In many cases the user employs regularly no more than 2 languages. In this case, a more appropriate metric of model performance is pairwise accuracy, which is nothing more than accuracy computed on a given pair of languages ignoring the scores for all other languages.
The pairwise accuracy for the AttNN model on the test set is shown in the table below next to the confusion matrix, the recall for individual languages being on diagonal. The average pairwise accuracy is 97%. Pairwise accuracy will always be higher than accuracy since only 2 languages need to be distinguished.
So, the model distinguishes the best between German (de) and Spanish (es) as well as French (fr) and English (en) (98%). This is not surprising as the sound system is quite different in these languages.
Although we used softmax loss to train the model, it was previously reported that higher accuracy might be achieved in pairwise classification with tuplemax loss (Wan et al. 2019).
To study the effect of tuplemax loss, we retrained our model after implementing tuplemax loss in PyTorch (see here for implementation). The figure below compares the effect of softmax loss and tuplemax loss on accuracy and on pairwise accuracy when evaluated on the validation set.
As can be observed, tuplemax loss performs worse when overall accuracy (paired t-test pvalue=0.002) or pairwise accuracy is compared (paired t-test pvalue=0.2).
In fact, even the original study fails to explain clearly why tuplemax loss should do better. Here is the example that the authors make:
The absolute value of loss does not actually mean much. With enough training iterations, this example might be classified correctly with one or the other loss.
Anyways, tuplemax loss is not a versatile solution and the choice of loss function should be carefully leveraged for each given problem.
We reached 92% accuracy and 97% pairwise accuracy in spoken language recognition of short audio clips from the Mozilla Common Voice (MCV) dataset. German, English, Spanish, French, and Russian languages were considered.
In a preliminary study comparing mel spectrogram, MFCC, RASTA-PLP, and GFCC embeddings we found out that mel spectrograms with the first 13 filterbank coefficients resulted in the highest recognition accuracy.
We next compared the generalization performance of 5 neural network models: CNN, CRNN (Bartz et al. 2017), CRNN (Alashban et al. 2022), AttNN (De Andrade et al. 2018), CRNN*, and TDNN (Snyder et al. 2018).
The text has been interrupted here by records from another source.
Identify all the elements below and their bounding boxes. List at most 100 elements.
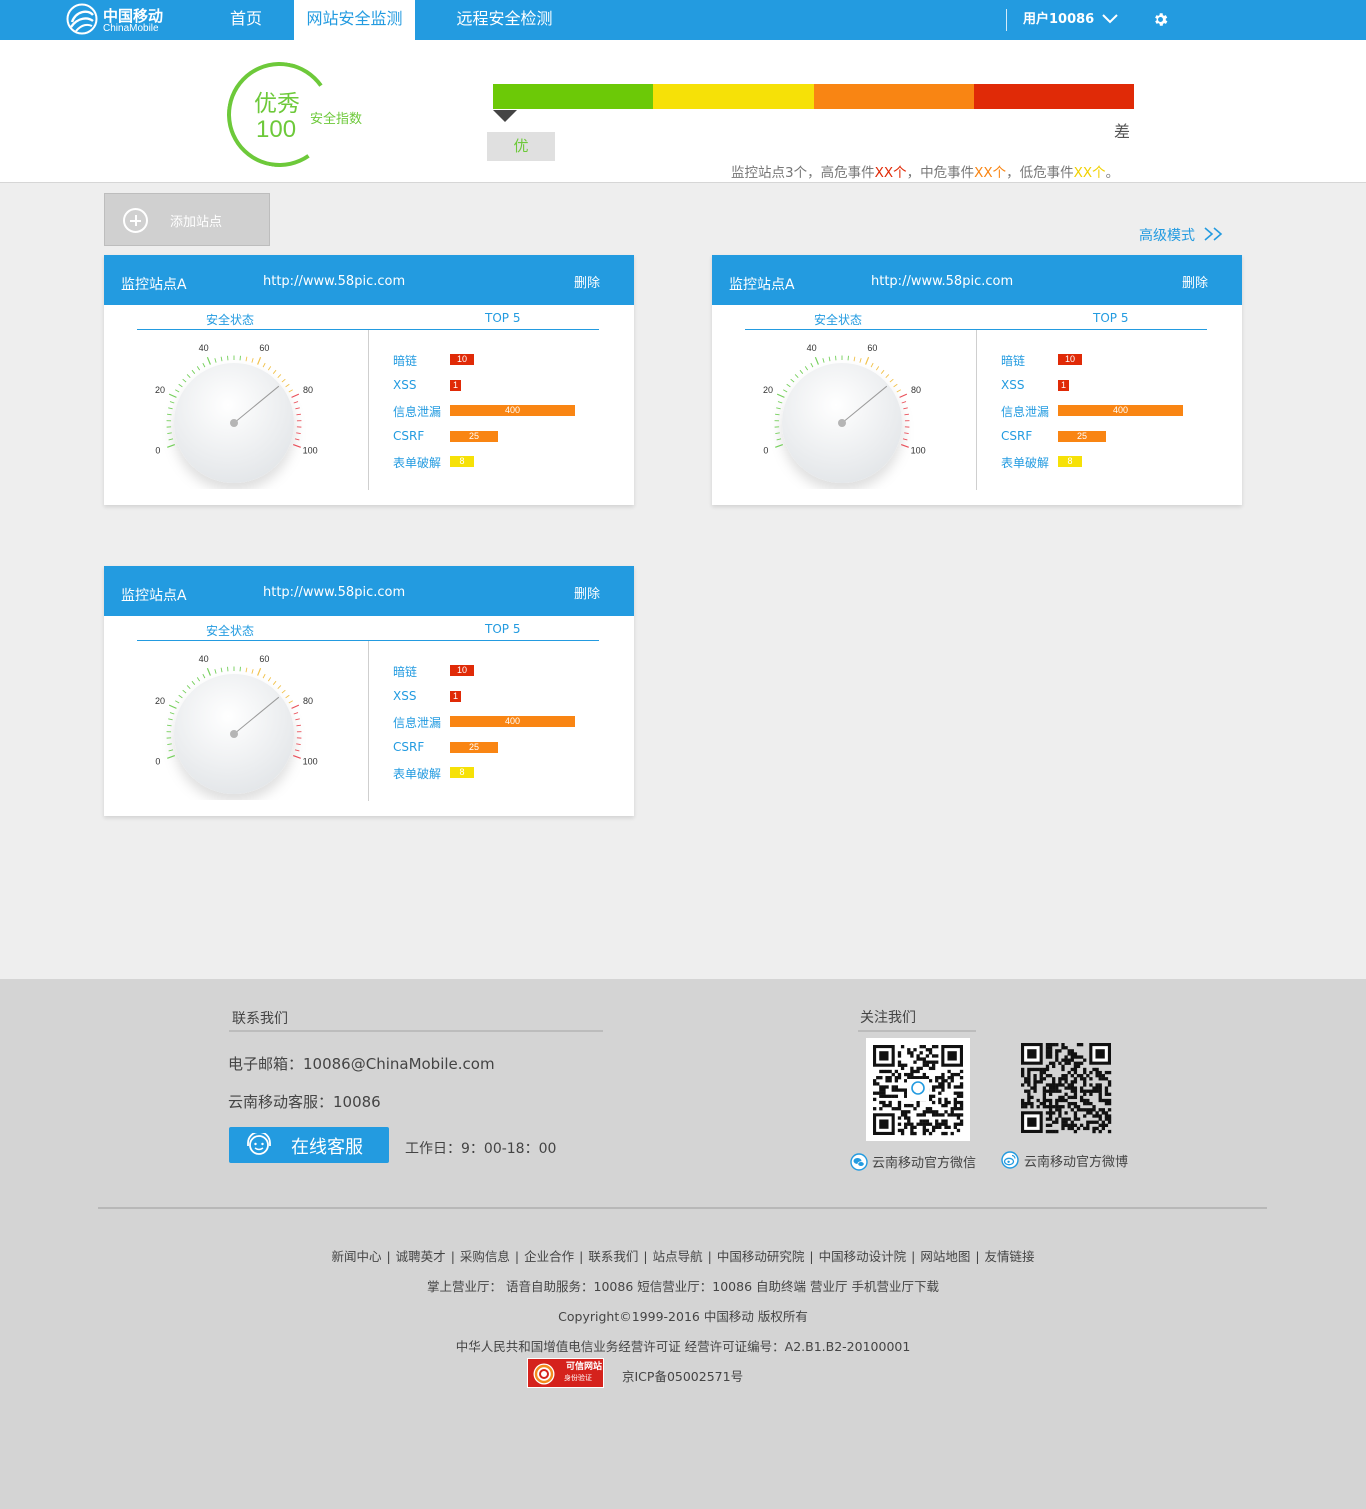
footer-link[interactable]: 网站地图 — [920, 1249, 970, 1264]
gauge-tick — [775, 413, 780, 416]
gauge-tick — [206, 356, 211, 365]
footer-link[interactable]: 联系我们 — [588, 1249, 638, 1264]
vuln-name: 暗链 — [393, 354, 418, 368]
double-chevron-right-icon[interactable] — [1203, 226, 1225, 242]
weibo-icon — [1001, 1151, 1019, 1169]
gauge-tick — [900, 443, 909, 448]
link-separator: | — [975, 1249, 980, 1264]
online-service-button[interactable]: 在线客服 — [229, 1127, 389, 1163]
plus-circle-icon — [123, 208, 148, 233]
gauge-tick — [786, 383, 791, 388]
gauge-tick — [175, 700, 180, 704]
gauge-tick-label: 20 — [155, 385, 165, 395]
nav-home[interactable]: 首页 — [218, 0, 274, 40]
gauge-tick — [853, 356, 856, 362]
china-mobile-logo[interactable]: 中国移动 ChinaMobile — [66, 3, 176, 37]
footer-link[interactable]: 企业合作 — [524, 1249, 574, 1264]
vuln-name: 暗链 — [393, 665, 418, 679]
user-name[interactable]: 用户10086 — [1023, 0, 1094, 40]
service-hours: 工作日：9：00-18：00 — [405, 1141, 557, 1157]
gauge-tick — [295, 718, 300, 721]
footer-link[interactable]: 新闻中心 — [331, 1249, 381, 1264]
gauge-tick-label: 0 — [155, 757, 160, 767]
contact-divider — [229, 1030, 603, 1032]
nav-website-monitor[interactable]: 网站安全监测 — [294, 0, 415, 40]
vuln-count-bar: 400 — [450, 405, 575, 416]
gauge-tick — [896, 389, 901, 393]
gauge-tick — [281, 378, 286, 383]
gauge-tick-label: 60 — [259, 343, 269, 353]
gauge-tick — [202, 673, 206, 679]
customer-service-icon — [247, 1133, 271, 1155]
gauge-tick — [814, 356, 819, 365]
gauge-tick — [296, 432, 301, 435]
nav-divider — [1006, 9, 1007, 31]
vuln-name: 表单破解 — [393, 456, 442, 470]
gauge-tick — [281, 689, 286, 694]
vuln-name: 表单破解 — [393, 767, 442, 781]
level-pointer-icon — [493, 110, 517, 122]
footer-link[interactable]: 站点导航 — [653, 1249, 703, 1264]
wechat-label[interactable]: 云南移动官方微信 — [872, 1152, 976, 1171]
site-card-header: 监控站点A http://www.58pic.com 删除 — [712, 255, 1242, 305]
site-url[interactable]: http://www.58pic.com — [263, 274, 405, 289]
vuln-count-bar: 8 — [1058, 456, 1082, 467]
delete-site-button[interactable]: 删除 — [574, 583, 600, 602]
vuln-count-bar: 1 — [450, 379, 461, 391]
gauge-tick — [277, 685, 282, 689]
gauge-tick — [904, 432, 909, 435]
vuln-count-bar: 1 — [450, 690, 461, 702]
score-grade: 优秀 — [254, 91, 300, 117]
chevron-down-icon[interactable] — [1101, 12, 1119, 26]
footer-link[interactable]: 友情链接 — [985, 1249, 1035, 1264]
gauge-tick — [251, 358, 254, 363]
weibo-label[interactable]: 云南移动官方微博 — [1024, 1151, 1128, 1170]
nav-remote-scan[interactable]: 远程安全检测 — [443, 0, 566, 40]
gauge-tick-label: 20 — [763, 385, 773, 395]
gauge-tick-label: 100 — [911, 446, 926, 456]
gauge-tick-label: 40 — [199, 654, 209, 664]
gauge-tick — [267, 366, 272, 371]
gauge-tick-label: 60 — [867, 343, 877, 353]
gauge-hub — [230, 730, 238, 738]
icp-record[interactable]: 京ICP备05002571号 — [622, 1366, 743, 1385]
gauge-tick — [196, 677, 201, 682]
gauge-hub — [230, 419, 238, 427]
site-url[interactable]: http://www.58pic.com — [871, 274, 1013, 289]
vuln-name: 表单破解 — [1001, 456, 1050, 470]
gauge-tick — [822, 358, 825, 363]
delete-site-button[interactable]: 删除 — [1182, 272, 1208, 291]
footer-link[interactable]: 中国移动设计院 — [819, 1249, 907, 1264]
gauge-tick — [285, 694, 290, 699]
site-name: 监控站点A — [121, 588, 187, 604]
site-url[interactable]: http://www.58pic.com — [263, 585, 405, 600]
status-title: 安全状态 — [814, 313, 863, 327]
gauge-tick — [901, 401, 907, 404]
add-site-button[interactable]: 添加站点 — [104, 193, 270, 246]
badge-subtitle: 身份验证 — [564, 1374, 592, 1382]
vuln-name: XSS — [1001, 377, 1025, 392]
footer-links: 新闻中心 | 诚聘英才 | 采购信息 | 企业合作 | 联系我们 | 站点导航 | 中国移动研究院 | 中国… — [0, 1246, 1366, 1265]
gauge-tick — [182, 378, 187, 383]
gauge-tick — [186, 374, 191, 378]
gauge-tick — [293, 401, 299, 404]
footer-link[interactable]: 诚聘英才 — [396, 1249, 446, 1264]
link-separator: | — [579, 1249, 584, 1264]
advanced-mode-link[interactable]: 高级模式 — [1139, 225, 1195, 245]
section-divider — [368, 330, 369, 490]
follow-title: 关注我们 — [860, 1010, 916, 1026]
footer-link[interactable]: 采购信息 — [460, 1249, 510, 1264]
follow-divider — [858, 1030, 976, 1032]
gear-icon[interactable] — [1152, 11, 1169, 28]
gauge-tick — [296, 413, 301, 416]
trusted-site-badge[interactable]: 可信网站 身份验证 — [527, 1358, 604, 1388]
gauge-tick — [168, 438, 174, 441]
gauge-tick — [169, 712, 175, 715]
footer-link[interactable]: 中国移动研究院 — [717, 1249, 805, 1264]
delete-site-button[interactable]: 删除 — [574, 272, 600, 291]
gauge-tick — [168, 718, 173, 721]
site-card: 监控站点A http://www.58pic.com 删除 安全状态 TOP 5… — [712, 255, 1242, 505]
gauge-tick — [291, 704, 300, 709]
vuln-name: XSS — [393, 688, 417, 703]
vuln-name: XSS — [393, 377, 417, 392]
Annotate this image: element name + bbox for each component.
Among all the models, AttNN showed the best performance, which highlights the importance of LSTM and attention blocks for spoken language recognition.
Finally, we computed the pairwise accuracy and studied the effect of tuplemax loss. It turns out, that tuplemax loss degrades both accuracy and pairwise accuracy compared to softmax.
In conclusion, our results constitute a new benchmark for spoken language recognition on the Mozilla Common Voice dataset. Better results could be achieved in future studies by combining different embeddings and extensively investigating promising neural network architectures, e.g. transformers.
In Part III we will discuss which audio transformations might help to improve model performance.
- Alashban, Adal A., et al. “Spoken language identification system using convolutional recurrent neural network.” Applied Sciences 12.18 (2022): 9181.
- Bartz, Christian, et al. “Language identification using deep convolutional recurrent neural networks.” Neural Information Processing: 24th International Conference, ICONIP 2017, Guangzhou, China, November 14–18, 2017, Proceedings, Part VI 24. Springer International Publishing, 2017.
- De Andrade, Douglas Coimbra, et al. “A neural attention model for speech command recognition.” arXiv preprint arXiv:1808.08929 (2018).
- Snyder, David, et al. “Spoken language recognition using x-vectors.” Odyssey. Vol. 2018. 2018.
- Wan, Li, et al. “Tuplemax loss for language identification.” ICASSP 2019–2019 IEEE International Conference on Acoustics, Speech and Signal Processing (ICASSP). IEEE, 2019.